The answer to this question can be found in the Epilogue of Guns, Germs, and Steel. The basic answer has to do with competition. Because China was so connected and unified, it did not face any competition. This meant that anything that it rejected (like a new technology) would simply be lost to that entire region.
Diamond talks about China’s “treasure fleets” as an example of this phenomenon. He says (on p. 412 in the paperback edition) that China sent seven such fleets out exploring and spreading Chinese influence. But then, political power struggles within China put an end to the fleets.
Diamond contrasts this with what happened in Europe. He points out that Columbus tried to get many rulers to fund his explorations to the west. He kept trying ruler after ruler until finally he found rulers who would fund him.
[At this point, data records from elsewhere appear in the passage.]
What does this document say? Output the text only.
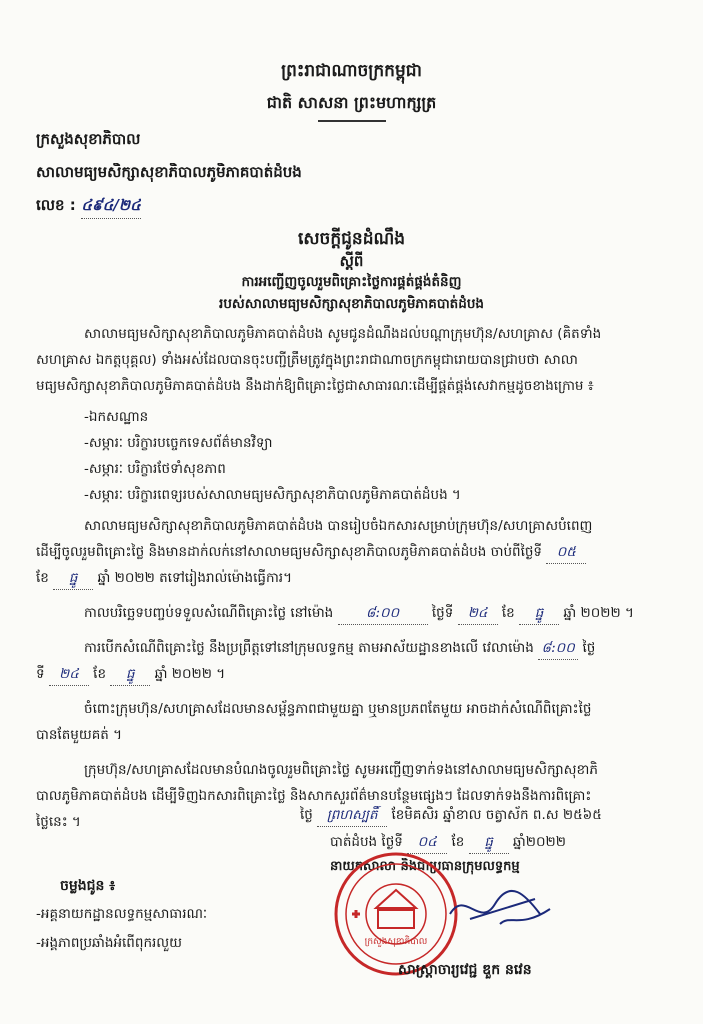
ព្រះរាជាណាចក្រកម្ពុជា
ជាតិ សាសនា ព្រះមហាក្សត្រ
ក្រសួងសុខាភិបាល
សាលាមធ្យមសិក្សាសុខាភិបាលភូមិភាគបាត់ដំបង
លេខ : ៤៩៤/២៤
សេចក្តីជូនដំណឹង
ស្តីពី
ការអញ្ជើញចូលរួមពិគ្រោះថ្លៃការផ្គត់ផ្គង់តំនិញ
របស់សាលាមធ្យមសិក្សាសុខាភិបាលភូមិភាគបាត់ដំបង
សាលាមធ្យមសិក្សាសុខាភិបាលភូមិភាគបាត់ដំបង សូមជូនដំណឹងដល់បណ្តាក្រុមហ៊ុន/សហគ្រាស (គិតទាំង
សហគ្រាស ឯកត្តបុគ្គល) ទាំងអស់ដែលបានចុះបញ្ជីត្រឹមត្រូវក្នុងព្រះរាជាណាចក្រកម្ពុជារោយបានជ្រាបថា សាលា
មធ្យមសិក្សាសុខាភិបាលភូមិភាគបាត់ដំបង នឹងដាក់ឱ្យពិគ្រោះថ្លៃជាសាធារណៈដើម្បីផ្គត់ផ្គង់សេវាកម្មដូចខាងក្រោម ៖
-ឯកសណ្ឋាន
-សម្ភារៈ បរិក្ខារបច្ចេកទេសព័ត៌មានវិទ្យា
-សម្ភារៈ បរិក្ខារថែទាំសុខភាព
-សម្ភារៈ បរិក្ខារពេទ្យរបស់សាលាមធ្យមសិក្សាសុខាភិបាលភូមិភាគបាត់ដំបង ។
សាលាមធ្យមសិក្សាសុខាភិបាលភូមិភាគបាត់ដំបង បានរៀបចំឯកសារសម្រាប់ក្រុមហ៊ុន/សហគ្រាសបំពេញ
ដើម្បីចូលរួមពិគ្រោះថ្លៃ និងមានដាក់លក់នៅសាលាមធ្យមសិក្សាសុខាភិបាលភូមិភាគបាត់ដំបង ចាប់ពីថ្ងៃទី ០៥
ខែ ធ្នូ ឆ្នាំ ២០២២ តទៅរៀងរាល់ម៉ោងធ្វើការ។
កាលបរិច្ឆេទបញ្ចប់ទទួលសំណើពិគ្រោះថ្លៃ នៅម៉ោង ៨:០០ ថ្ងៃទី ២៤ ខែ ធ្នូ ឆ្នាំ ២០២២ ។
ការបើកសំណើពិគ្រោះថ្លៃ នឹងប្រព្រឹត្តទៅនៅក្រុមលទ្ធកម្ម តាមអាស័យដ្ឋានខាងលើ វេលាម៉ោង ៨:០០ ថ្ងៃ
ទី ២៤ ខែ ធ្នូ ឆ្នាំ ២០២២ ។
ចំពោះក្រុមហ៊ុន/សហគ្រាសដែលមានសម្ព័ន្ធភាពជាមួយគ្នា ឬមានប្រភពតែមួយ អាចដាក់សំណើពិគ្រោះថ្លៃ
បានតែមួយគត់ ។
ក្រុមហ៊ុន/សហគ្រាសដែលមានបំណងចូលរួមពិគ្រោះថ្លៃ សូមអញ្ជើញទាក់ទងនៅសាលាមធ្យមសិក្សាសុខាភិ
បាលភូមិភាគបាត់ដំបង ដើម្បីទិញឯកសារពិគ្រោះថ្លៃ និងសាកសួរព័ត៌មានបន្ថែមផ្សេងៗ ដែលទាក់ទងនឹងការពិគ្រោះ
ថ្លៃនេះ ។	ថ្ងៃ ព្រហស្បតិ៍ ខែមិគសិរ ឆ្នាំខាល ចត្វាស័ក ព.ស ២៥៦៥
បាត់ដំបង ថ្ងៃទី ០៤ ខែ ធ្នូ ឆ្នាំ២០២២
នាយកសាលា និងជាប្រធានក្រុមលទ្ធកម្ម
ចម្លងជូន ៖
-អគ្គនាយកដ្ឋានលទ្ធកម្មសាធារណៈ
-អង្គភាពប្រឆាំងអំពើពុករលួយ	ក្រសួងសុខាភិបាល
សាស្ត្រាចារ្យវេជ្ជ ឌួក នវេន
Diamond says that this illustrates why the West came to become more powerful than China. Because there was just one government in China, it could do things like rejecting exploration and the exploration would end. In Europe, if one ruler rejected exploration, there were other rulers who would embrace it. This would allow Europe as a whole to move ahead. Meanwhile, China did not move ahead because it was unified and so it had no second chances to try something like exploration.
On p. 413, Diamond says that it was
…precisely because Europe was fragmented (that) Columbus succeeded on his fifth try in persuading one of Europe’s hundreds of princes to sponsor him.
Chinese who wanted to explore could not “shop around” like this and therefore Europe moved ahead while China did not.